In [83]:
'''
这段代码演示svm关于乳腺癌检测应用的一个实例，仔细阅读，能够发现---模型选择与参数调优的重要性！！！！！

'''
import time  #时间戳
import numpy as np
from sklearn.svm import SVC
from sklearn.datasets import load_breast_cancer       #导入乳腺癌数据集，sklearn的datasets里有很多数据集
from sklearn.model_selection import train_test_split  #导入数据集切分函数！！！！
from sklearn.model_selection import GridSearchCV
from sklearn import metrics   #与查准率，召回率，f1有关

In [84]:
#加载数据集
cancer = load_breast_cancer()
X = cancer.data
y = cancer.target
print('data shape:{0}; no. positive:{1}; no. negative:{2}'.format(X.shape, y[y==1].shape[0], y[y==0].shape[0]))  #打印正负类数
X_train, X_test, y_train, y_test = train_test_split(X, y, test_size=0.2)  #数据集切分,分成训练集，测试集

data shape:(569, 30); no. positive:357; no. negative:212


In [85]:
#注意下面输出结果----过拟合（gamma的影响），！！！！！注意这里gamma可能与吴恩达讲解有出入,C的影响与吴恩达一致
#使用RBF高斯核函数
clf = SVC(C=1, kernel='rbf', gamma=0.1)
start = time.clock()
clf.fit(X_train, y_train)
print("耗时：",time.clock()-start)
print("Train_score:{0}\nTest_score:{1}".format(clf.score(X_train, y_train), clf.score(X_test, y_test))) #打印训练集测试集正确率

耗时： 0.016562696480100596
Train_score:1.0
Test_score:0.6754385964912281


In [86]:
'''
下面用GridSearchCV来自动选择γ的最优参数以及对应的交叉验证评分及召回率和F1得分！
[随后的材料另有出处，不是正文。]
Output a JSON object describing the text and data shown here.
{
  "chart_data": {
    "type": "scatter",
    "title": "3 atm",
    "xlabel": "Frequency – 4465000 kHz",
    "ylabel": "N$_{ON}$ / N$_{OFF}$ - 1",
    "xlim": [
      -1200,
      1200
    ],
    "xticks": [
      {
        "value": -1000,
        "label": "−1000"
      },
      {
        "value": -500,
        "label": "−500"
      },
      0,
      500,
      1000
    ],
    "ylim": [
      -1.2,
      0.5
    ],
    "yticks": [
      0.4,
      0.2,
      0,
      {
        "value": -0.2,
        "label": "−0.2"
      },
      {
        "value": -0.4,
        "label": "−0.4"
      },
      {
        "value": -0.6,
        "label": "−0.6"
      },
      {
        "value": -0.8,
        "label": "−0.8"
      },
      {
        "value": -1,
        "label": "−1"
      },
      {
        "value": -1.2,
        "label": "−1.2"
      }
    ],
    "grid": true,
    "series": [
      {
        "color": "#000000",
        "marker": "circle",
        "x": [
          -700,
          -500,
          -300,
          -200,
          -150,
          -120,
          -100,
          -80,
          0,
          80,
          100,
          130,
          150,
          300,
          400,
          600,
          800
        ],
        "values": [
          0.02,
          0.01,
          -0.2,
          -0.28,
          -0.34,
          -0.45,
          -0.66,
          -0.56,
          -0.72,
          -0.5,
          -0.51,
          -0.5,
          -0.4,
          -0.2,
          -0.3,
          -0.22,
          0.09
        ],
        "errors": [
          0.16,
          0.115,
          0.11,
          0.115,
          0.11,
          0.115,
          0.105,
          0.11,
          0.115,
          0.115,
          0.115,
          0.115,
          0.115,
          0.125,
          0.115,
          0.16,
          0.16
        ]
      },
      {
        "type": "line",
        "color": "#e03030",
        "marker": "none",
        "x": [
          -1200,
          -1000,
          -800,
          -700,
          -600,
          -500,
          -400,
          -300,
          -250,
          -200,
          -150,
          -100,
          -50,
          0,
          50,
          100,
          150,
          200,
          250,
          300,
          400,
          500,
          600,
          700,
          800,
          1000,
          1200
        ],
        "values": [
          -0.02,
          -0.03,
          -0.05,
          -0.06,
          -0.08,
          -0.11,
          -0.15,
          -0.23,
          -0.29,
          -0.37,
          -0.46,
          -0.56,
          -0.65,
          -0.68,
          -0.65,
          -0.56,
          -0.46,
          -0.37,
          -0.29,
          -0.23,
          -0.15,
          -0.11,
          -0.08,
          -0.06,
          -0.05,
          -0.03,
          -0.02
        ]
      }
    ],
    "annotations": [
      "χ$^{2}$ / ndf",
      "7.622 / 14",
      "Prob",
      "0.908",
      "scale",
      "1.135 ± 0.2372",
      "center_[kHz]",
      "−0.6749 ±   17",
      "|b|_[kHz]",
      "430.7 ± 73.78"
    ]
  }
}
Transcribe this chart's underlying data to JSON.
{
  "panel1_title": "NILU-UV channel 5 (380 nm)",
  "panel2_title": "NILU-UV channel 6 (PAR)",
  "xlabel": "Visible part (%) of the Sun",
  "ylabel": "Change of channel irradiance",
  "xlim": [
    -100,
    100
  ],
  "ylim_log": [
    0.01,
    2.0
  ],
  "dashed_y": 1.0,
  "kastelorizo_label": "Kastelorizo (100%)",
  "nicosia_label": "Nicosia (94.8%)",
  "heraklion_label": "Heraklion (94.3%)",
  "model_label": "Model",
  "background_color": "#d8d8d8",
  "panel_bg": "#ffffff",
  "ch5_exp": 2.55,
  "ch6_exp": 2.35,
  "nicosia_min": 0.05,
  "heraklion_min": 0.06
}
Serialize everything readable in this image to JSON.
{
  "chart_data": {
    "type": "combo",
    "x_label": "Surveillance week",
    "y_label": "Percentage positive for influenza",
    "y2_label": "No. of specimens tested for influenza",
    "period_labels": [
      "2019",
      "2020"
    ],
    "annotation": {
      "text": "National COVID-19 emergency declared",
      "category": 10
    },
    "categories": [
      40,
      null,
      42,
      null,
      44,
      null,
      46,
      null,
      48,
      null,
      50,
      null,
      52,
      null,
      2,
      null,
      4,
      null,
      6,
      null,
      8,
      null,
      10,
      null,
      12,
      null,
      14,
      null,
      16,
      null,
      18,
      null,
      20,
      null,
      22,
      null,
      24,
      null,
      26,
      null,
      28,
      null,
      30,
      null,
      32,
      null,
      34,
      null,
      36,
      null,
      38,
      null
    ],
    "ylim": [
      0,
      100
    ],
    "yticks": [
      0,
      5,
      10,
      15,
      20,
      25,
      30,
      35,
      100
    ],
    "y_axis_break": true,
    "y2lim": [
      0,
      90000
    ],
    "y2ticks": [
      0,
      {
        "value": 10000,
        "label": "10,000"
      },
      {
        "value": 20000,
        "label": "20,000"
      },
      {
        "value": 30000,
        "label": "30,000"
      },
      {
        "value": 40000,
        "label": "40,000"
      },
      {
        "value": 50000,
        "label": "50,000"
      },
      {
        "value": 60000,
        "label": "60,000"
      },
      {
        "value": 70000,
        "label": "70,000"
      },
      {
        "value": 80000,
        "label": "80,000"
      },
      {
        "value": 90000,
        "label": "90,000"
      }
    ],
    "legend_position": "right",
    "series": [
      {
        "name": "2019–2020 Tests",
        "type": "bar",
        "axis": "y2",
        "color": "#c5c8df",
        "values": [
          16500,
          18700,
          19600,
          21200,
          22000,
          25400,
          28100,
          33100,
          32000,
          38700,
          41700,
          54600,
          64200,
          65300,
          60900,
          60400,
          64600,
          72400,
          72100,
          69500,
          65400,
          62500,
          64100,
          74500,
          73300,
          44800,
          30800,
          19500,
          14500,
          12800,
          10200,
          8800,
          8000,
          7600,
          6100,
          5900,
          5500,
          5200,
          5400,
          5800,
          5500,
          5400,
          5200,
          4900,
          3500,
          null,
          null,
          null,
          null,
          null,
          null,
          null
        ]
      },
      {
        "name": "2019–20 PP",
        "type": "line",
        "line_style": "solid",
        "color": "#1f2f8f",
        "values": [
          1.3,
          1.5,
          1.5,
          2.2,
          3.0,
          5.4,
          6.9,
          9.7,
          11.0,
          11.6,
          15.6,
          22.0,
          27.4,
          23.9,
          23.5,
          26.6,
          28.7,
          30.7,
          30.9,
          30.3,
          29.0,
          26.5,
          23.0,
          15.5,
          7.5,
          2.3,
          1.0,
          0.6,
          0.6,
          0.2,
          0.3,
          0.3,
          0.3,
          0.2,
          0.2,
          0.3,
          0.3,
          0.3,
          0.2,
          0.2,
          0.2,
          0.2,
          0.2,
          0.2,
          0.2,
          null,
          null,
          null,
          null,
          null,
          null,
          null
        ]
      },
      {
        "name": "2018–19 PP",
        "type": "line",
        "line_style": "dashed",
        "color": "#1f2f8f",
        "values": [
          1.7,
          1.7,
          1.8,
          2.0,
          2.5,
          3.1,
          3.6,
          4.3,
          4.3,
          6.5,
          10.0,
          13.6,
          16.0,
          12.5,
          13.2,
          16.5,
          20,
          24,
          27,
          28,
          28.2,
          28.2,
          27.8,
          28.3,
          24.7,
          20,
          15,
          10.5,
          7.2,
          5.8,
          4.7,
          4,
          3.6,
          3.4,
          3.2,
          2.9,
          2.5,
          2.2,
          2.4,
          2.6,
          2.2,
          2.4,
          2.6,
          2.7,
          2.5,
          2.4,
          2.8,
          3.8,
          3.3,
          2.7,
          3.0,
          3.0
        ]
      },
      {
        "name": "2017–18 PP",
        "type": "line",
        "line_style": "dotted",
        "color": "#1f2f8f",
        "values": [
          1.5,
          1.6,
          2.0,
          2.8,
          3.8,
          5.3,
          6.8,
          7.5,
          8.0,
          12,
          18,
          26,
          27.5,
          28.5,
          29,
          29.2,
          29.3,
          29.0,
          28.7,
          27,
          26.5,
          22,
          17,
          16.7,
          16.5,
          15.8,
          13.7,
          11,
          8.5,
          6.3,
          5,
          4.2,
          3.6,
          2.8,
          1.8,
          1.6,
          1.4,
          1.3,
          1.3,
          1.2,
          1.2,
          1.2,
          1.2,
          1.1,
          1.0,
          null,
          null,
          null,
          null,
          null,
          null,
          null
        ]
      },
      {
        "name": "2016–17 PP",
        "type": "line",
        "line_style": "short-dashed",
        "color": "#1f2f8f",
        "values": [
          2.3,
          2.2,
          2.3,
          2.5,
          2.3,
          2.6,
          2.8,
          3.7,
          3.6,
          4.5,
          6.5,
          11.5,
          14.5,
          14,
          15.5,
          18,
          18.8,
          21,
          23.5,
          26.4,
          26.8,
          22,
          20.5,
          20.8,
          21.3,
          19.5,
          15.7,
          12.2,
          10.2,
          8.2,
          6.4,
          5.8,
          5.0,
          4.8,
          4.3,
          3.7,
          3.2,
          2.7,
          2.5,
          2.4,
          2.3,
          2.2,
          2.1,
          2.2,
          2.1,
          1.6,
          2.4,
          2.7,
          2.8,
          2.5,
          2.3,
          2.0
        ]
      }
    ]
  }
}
！！！！！！
'''

thresholds = np.linspace(0, 0.001, 100)
# 通过交叉验证设置参数
param_grid = {'gamma': thresholds}

clf = GridSearchCV(SVC(kernel='rbf'), param_grid, cv=5)
start = time.clock()
clf.fit(X_train, y_train)
print("耗时：",time.clock()-start)
print("best param: {0}\nbest score: {1}".format(clf.best_params_,  clf.best_score_))
y_pred = clf.predict(X_test)

print("查准率：",metrics.precision_score(y_pred, y_test))
print("召回率：",metrics.recall_score(y_pred, y_test))
print("F1：",metrics.f1_score(y_pred, y_test))

耗时： 6.52321767588745
best param: {'gamma': 8.080808080808081e-05}
best score: 0.945054945054945
查准率： 0.935064935064935
召回率： 0.9473684210526315
F1： 0.9411764705882352


In [89]:
#使用多项式核函数
clf = SVC(C=1., kernel='poly',gamma='auto', degree=2)
start = time.clock()
clf.fit(X_train, y_train)
print("耗时：",time.clock()-start)

y_pred = clf.predict(X_test)
print("Train_score:{0}\nTest_score:{1}".format(clf.score(X_train, y_train), clf.score(X_test, y_test)))
print("查准率：",metrics.precision_score(y_pred, y_test))
print("召回率：",metrics.recall_score(y_pred, y_test))
print("F1：",metrics.f1_score(y_pred, y_test))

耗时： 30.933629662018404
Train_score:0.9714285714285714
Test_score:0.9736842105263158
查准率： 0.987012987012987
召回率： 0.9743589743589743
F1： 0.9806451612903225


In [None]:
#注意对比以上两种模型的优缺点！！！！！！